New Washington State Health Privacy Law Brings Litigation and Enforcement Risks

Businesses dealing with health-related data in Washington state will face new litigation and enforcement risks as a comprehensive health privacy law takes effect next week. The My Health My Data Act, enacted in April 2023 in response to the US Supreme Court’s decision overturning a federal right to abortion, provides Washington residents with some of the most extensive health information privacy protections in the nation.

Starting March 31, the law’s enforcement provisions will come into play, allowing the state attorney general to take enforcement actions and individuals to file lawsuits against alleged violators, seeking up to $25,000 per plaintiff in damages. This private right of action could lead to a surge in cases, similar to what occurred in Illinois following the Biometric Information Privacy Act.
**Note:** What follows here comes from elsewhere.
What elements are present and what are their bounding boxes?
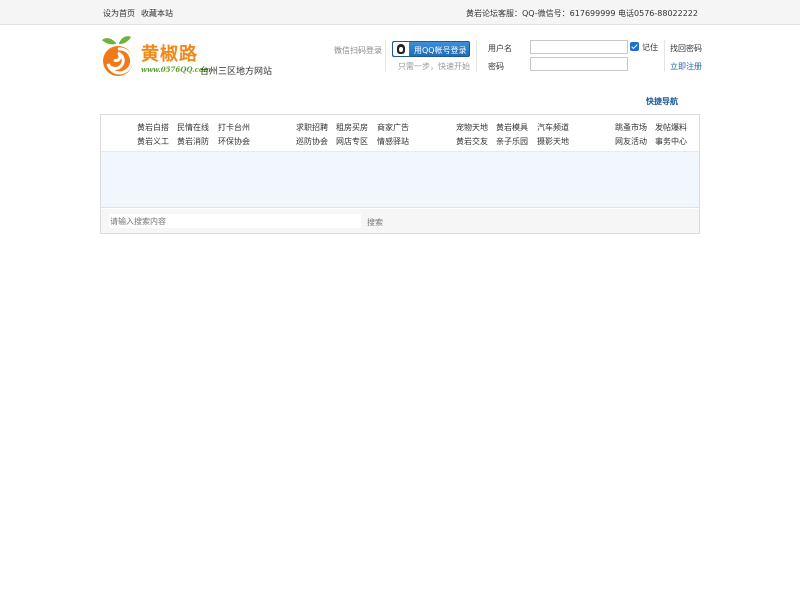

The law prohibits covered entities from collecting or selling health data tied to an individual without their express consent. It also includes provisions to protect location data near places like abortion clinics. The law’s protections go beyond federal guarantees in the Health Insurance Portability and Accountability Act to encompass information that could be used to infer an individual’s health status, such as purchases of toiletries.
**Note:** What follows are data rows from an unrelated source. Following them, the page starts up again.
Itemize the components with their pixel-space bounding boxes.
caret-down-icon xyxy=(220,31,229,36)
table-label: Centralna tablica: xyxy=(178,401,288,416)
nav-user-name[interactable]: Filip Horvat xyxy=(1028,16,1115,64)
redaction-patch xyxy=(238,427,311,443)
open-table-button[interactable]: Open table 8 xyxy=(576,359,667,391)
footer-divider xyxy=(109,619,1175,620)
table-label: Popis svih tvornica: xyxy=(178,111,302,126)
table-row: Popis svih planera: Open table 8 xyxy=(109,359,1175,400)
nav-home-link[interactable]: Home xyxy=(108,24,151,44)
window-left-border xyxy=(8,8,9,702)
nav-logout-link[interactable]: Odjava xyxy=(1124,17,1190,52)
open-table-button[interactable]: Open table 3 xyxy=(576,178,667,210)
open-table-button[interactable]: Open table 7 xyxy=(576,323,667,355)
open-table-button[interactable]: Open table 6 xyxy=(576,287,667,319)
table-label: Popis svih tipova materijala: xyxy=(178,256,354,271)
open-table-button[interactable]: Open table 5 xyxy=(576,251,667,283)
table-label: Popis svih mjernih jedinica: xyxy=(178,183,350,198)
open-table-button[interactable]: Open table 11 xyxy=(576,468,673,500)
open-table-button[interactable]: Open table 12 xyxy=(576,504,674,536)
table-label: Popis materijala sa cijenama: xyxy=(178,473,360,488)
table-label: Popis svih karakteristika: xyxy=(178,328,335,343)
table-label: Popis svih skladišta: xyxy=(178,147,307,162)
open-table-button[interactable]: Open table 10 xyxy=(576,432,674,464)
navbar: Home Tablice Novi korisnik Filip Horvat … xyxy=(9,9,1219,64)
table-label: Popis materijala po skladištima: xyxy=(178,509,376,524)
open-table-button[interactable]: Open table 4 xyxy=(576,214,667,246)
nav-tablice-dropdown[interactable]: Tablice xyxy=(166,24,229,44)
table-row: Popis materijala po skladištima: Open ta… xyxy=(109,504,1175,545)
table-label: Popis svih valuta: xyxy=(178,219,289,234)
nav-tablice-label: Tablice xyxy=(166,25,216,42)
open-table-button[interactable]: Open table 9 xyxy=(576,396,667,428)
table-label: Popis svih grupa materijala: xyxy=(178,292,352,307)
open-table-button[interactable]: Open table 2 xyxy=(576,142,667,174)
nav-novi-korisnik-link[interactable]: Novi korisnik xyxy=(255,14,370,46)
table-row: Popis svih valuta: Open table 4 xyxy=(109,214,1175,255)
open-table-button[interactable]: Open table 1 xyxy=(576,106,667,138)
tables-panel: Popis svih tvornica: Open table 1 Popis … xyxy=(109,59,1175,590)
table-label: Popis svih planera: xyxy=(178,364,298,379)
While large businesses will face immediate enforcement or litigation risks, small businesses have until June 30 to comply with the law’s requirements. Retailers in the state may need to adjust their data-collection practices to comply with the law, potentially impacting customer service.
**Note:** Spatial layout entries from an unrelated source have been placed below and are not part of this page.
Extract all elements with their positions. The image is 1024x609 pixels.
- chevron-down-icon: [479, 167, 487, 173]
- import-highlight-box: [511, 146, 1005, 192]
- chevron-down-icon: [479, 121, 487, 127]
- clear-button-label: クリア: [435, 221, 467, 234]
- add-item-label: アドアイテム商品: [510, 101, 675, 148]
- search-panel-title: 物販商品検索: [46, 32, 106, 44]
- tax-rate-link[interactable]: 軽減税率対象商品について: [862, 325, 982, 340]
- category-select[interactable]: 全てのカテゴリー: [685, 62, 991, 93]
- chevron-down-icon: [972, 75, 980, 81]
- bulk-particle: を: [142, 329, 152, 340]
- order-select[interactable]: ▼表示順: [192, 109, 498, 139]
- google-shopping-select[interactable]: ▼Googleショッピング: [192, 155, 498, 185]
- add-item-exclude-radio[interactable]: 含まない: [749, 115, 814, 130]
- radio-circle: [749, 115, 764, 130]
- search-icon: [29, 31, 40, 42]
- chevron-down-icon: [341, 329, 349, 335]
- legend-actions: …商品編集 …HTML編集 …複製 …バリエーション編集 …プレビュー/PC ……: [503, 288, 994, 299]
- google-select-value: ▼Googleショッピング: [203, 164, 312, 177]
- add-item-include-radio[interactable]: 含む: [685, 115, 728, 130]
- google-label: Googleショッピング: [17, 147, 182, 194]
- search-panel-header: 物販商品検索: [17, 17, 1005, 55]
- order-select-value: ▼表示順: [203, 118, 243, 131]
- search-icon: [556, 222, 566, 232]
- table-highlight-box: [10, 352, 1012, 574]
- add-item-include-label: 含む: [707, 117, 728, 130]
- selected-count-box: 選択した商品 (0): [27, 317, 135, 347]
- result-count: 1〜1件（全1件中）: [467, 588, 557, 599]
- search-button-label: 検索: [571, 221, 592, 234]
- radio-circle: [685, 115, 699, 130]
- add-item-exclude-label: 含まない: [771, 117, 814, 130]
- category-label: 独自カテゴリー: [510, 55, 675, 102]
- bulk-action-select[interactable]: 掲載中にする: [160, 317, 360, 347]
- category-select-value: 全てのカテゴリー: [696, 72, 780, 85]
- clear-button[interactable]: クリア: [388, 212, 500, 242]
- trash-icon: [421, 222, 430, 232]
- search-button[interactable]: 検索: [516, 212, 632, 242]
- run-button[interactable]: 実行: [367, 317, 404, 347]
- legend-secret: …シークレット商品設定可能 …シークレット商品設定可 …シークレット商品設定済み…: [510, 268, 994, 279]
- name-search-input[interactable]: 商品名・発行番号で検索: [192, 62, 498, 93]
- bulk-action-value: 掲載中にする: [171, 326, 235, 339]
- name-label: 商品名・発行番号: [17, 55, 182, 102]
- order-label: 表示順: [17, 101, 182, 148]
Data brokers and entities that aggregate health data without obtaining consumer consent are likely targets for lawsuits under the Washington statute. The targeted-advertising industry could be significantly affected, as compliance with the law may be challenging for internet advertising practices.

Compliance with the law will require many companies to rethink their consent policies and handling of sensitive data. Some companies may opt to avoid collecting sensitive data altogether to mitigate risks. The law’s enforcement date approaching has prompted companies to reassess their data collection practices and vendor relationships to ensure compliance.

The My Health My Data Act in Washington is seen as a precursor to potential changes in how regulators approach sensitive data and targeted advertising. Other states may look to Washington’s implementation of the law before enacting similar legislation. The impact of the law on businesses and potential unintended consequences will be closely monitored in the coming months.